Bryant scored 33 points, and the Lakers used a 16-2 second-half run to pull away and beat the skidding Heat 104-94 today in Miami's first home game of its post-Shaquille O'Neal era.
Mark Blount finished with 22 points for Miami, which has lost seven straight games and 22 of its last 23. A two-point win over the Indiana Pacers — who played that day without Jermaine O'Neal and Jamaal Tinsley — is Miami's only victory since Dec. 22.
Dwyane Wade scored 19 for Miami, and Marion, playing his first game for the Heat since Wednesday's stunning deal that sent O'Neal to the Phoenix Suns for he and Marcus Banks, finished with 15 points and 14 rebounds.
Lamar Odom finished with 15 points and 18 rebounds for the Lakers, who've won five of seven so far on a nine-game road trip that'll take them to the All-Star break. Sasha Vujacic scored 13 points and Pau Gasol added 12.
Dorell Wright scored 15 and Jason Williams had 10 for the Heat, who put all five starters in double figures but whose bench was outscored 30-13.
The Lakers led by 17 with 8 minutes remaining, before the Heat made things plenty interesting.
Blount's 3-pointer with 2:43 left got the Heat within nine, and on the next possession, Bryant inexplicably fouled Wade on a 3-point try. The 2006 finals MVP hit two free throws, added two more a few seconds later, and followed it all with a steal and layup with 1:28 left to get Miami within 98-94.
But Gasol easily scored over Banks — he's only a foot shorter than the Lakers' new center — with 1:04 left, restoring the Lakers' six-point margin.
With the Lakers — another of Shaq's former teams — in town, the Heat had planned to make Sunday's game a celebration of O'Neal, with a halftime montage of videos and highlights featuring his first 3½ years in Miami.
Those plans were quickly aborted, of course.
O'Neal's locker stall was cleaned out, his nameplate gone, and even his spot next to Wade in Miami's national-anthem formation remained empty. Banks was assigned the locker next to O'Neal's former spot, and Marion's jersey was placed in the locker formerly occupied by Luke Jackson, who was waived to make room for the two former Suns.
Marion took the microphone shortly before tip-off, to a rousing ovation.
"I'm happy to be a part of this Heat organziation and we're trying to build for the future," Marion said.
But images of the championship past — including one poignant shot of O'Neal and Heat coach Pat Riley sharing a quiet moment after the Heat won the Eastern Conference title — still plaster the walls around Miami's locker room.

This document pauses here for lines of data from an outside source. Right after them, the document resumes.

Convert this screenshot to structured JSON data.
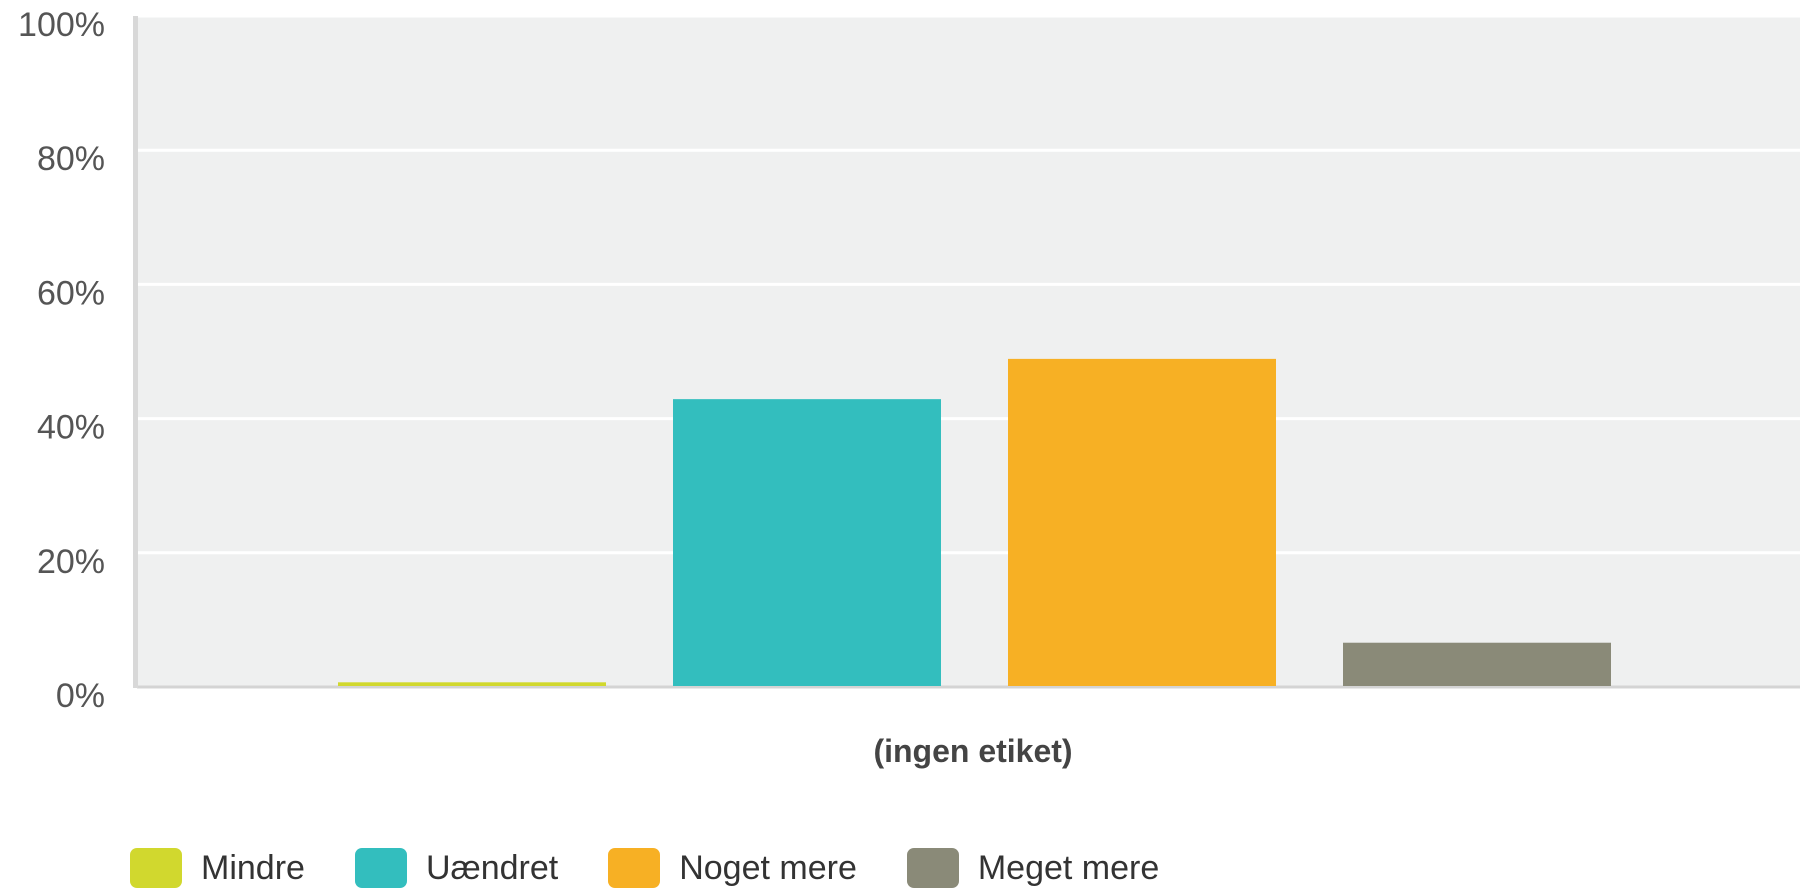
{
  "chart_data": {
    "type": "bar",
    "categories": [
      "(ingen etiket)"
    ],
    "series": [
      {
        "name": "Mindre",
        "values": [
          0.7
        ],
        "color": "#D1D82E"
      },
      {
        "name": "Uændret",
        "values": [
          42.9
        ],
        "color": "#33BEBE"
      },
      {
        "name": "Noget mere",
        "values": [
          48.9
        ],
        "color": "#F7B024"
      },
      {
        "name": "Meget mere",
        "values": [
          6.6
        ],
        "color": "#8A8A78"
      }
    ],
    "yticks": [
      "0%",
      "20%",
      "40%",
      "60%",
      "80%",
      "100%"
    ],
    "ylim": [
      0,
      100
    ],
    "grid": true,
    "legend": "bottom-left",
    "plot_background": "#EFF0F0"
  }
}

And they'll stay, too, permanent tributes of what Miami did with O'Neal here.
"Being an Irish guy, I'm pretty sentimental and nostalgic," Riley said. "That's the way I am. ... Shaq will forever be a player that I think did an incredible amount for me and for this franchise. I don't care what's written or how it's written."

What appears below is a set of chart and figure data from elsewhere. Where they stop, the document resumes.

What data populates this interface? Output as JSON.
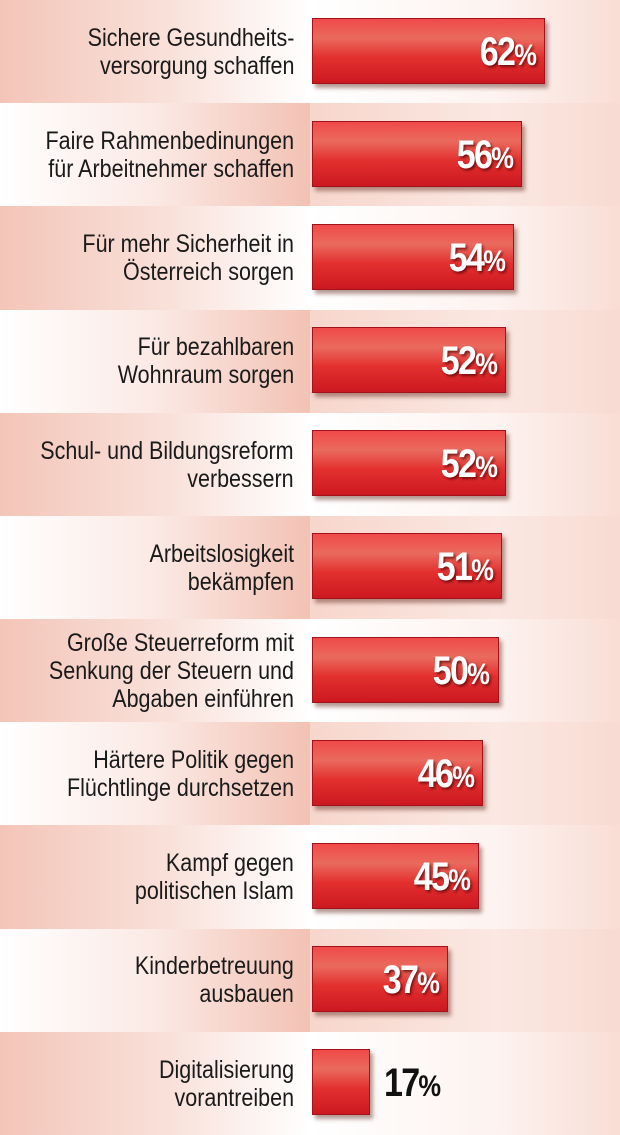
{
  "chart_data": {
    "type": "bar",
    "orientation": "horizontal",
    "categories": [
      "Sichere Gesundheits-\nversorgung schaffen",
      "Faire Rahmenbedinungen\nfür Arbeitnehmer schaffen",
      "Für mehr Sicherheit in\nÖsterreich sorgen",
      "Für bezahlbaren\nWohnraum sorgen",
      "Schul- und Bildungsreform\nverbessern",
      "Arbeitslosigkeit\nbekämpfen",
      "Große Steuerreform mit\nSenkung der Steuern und\nAbgaben einführen",
      "Härtere Politik gegen\nFlüchtlinge durchsetzen",
      "Kampf gegen\npolitischen Islam",
      "Kinderbetreuung\nausbauen",
      "Digitalisierung\nvorantreiben"
    ],
    "values": [
      62,
      56,
      54,
      52,
      52,
      51,
      50,
      46,
      45,
      37,
      17
    ],
    "value_labels": [
      "62",
      "56",
      "54",
      "52",
      "52",
      "51",
      "50",
      "46",
      "45",
      "37",
      "17"
    ],
    "unit": "%",
    "bar_color": "#e02a2c",
    "grid": false
  }
}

There were still more than a few O'Neal jerseys donned by fans, but the Miami crowd seemed to take a quick liking to Marion.
His first touch in a Heat uniform led to points, when he found Wright for a layup 3:18 after tipoff. And his first basket gave Miami its first lead Sunday, a putback of Wade's miss that gave the Heat a 16-14 edge with 3:26 left in the opening quarter.
It didn't last long.
Bryant found Jordan Farmar for a wide-open 3 that put the Lakers ahead 25-24 at the first-quarter buzzer, and Los Angeles didn't trail again. Vujacic went 4-for-4 for 10 points in his first five minutes of playing time, staking the Lakers to a 35-28 lead, and the margin was 51-47 at halftime.
Marion had seven points in the third quarter, trying to keep the Heat close, but the Lakers were just too strong.
Jason Williams missed a pullup 3-pointer on a rare 5-on-1 fast break late in the third, and Wade was charged with a turnover trying a pass during a 2-on-1 break on Miami's next possession. That started what became the game-deciding 16-2 Lakers run, one that transformed a three-point contest into an 92-75 lead.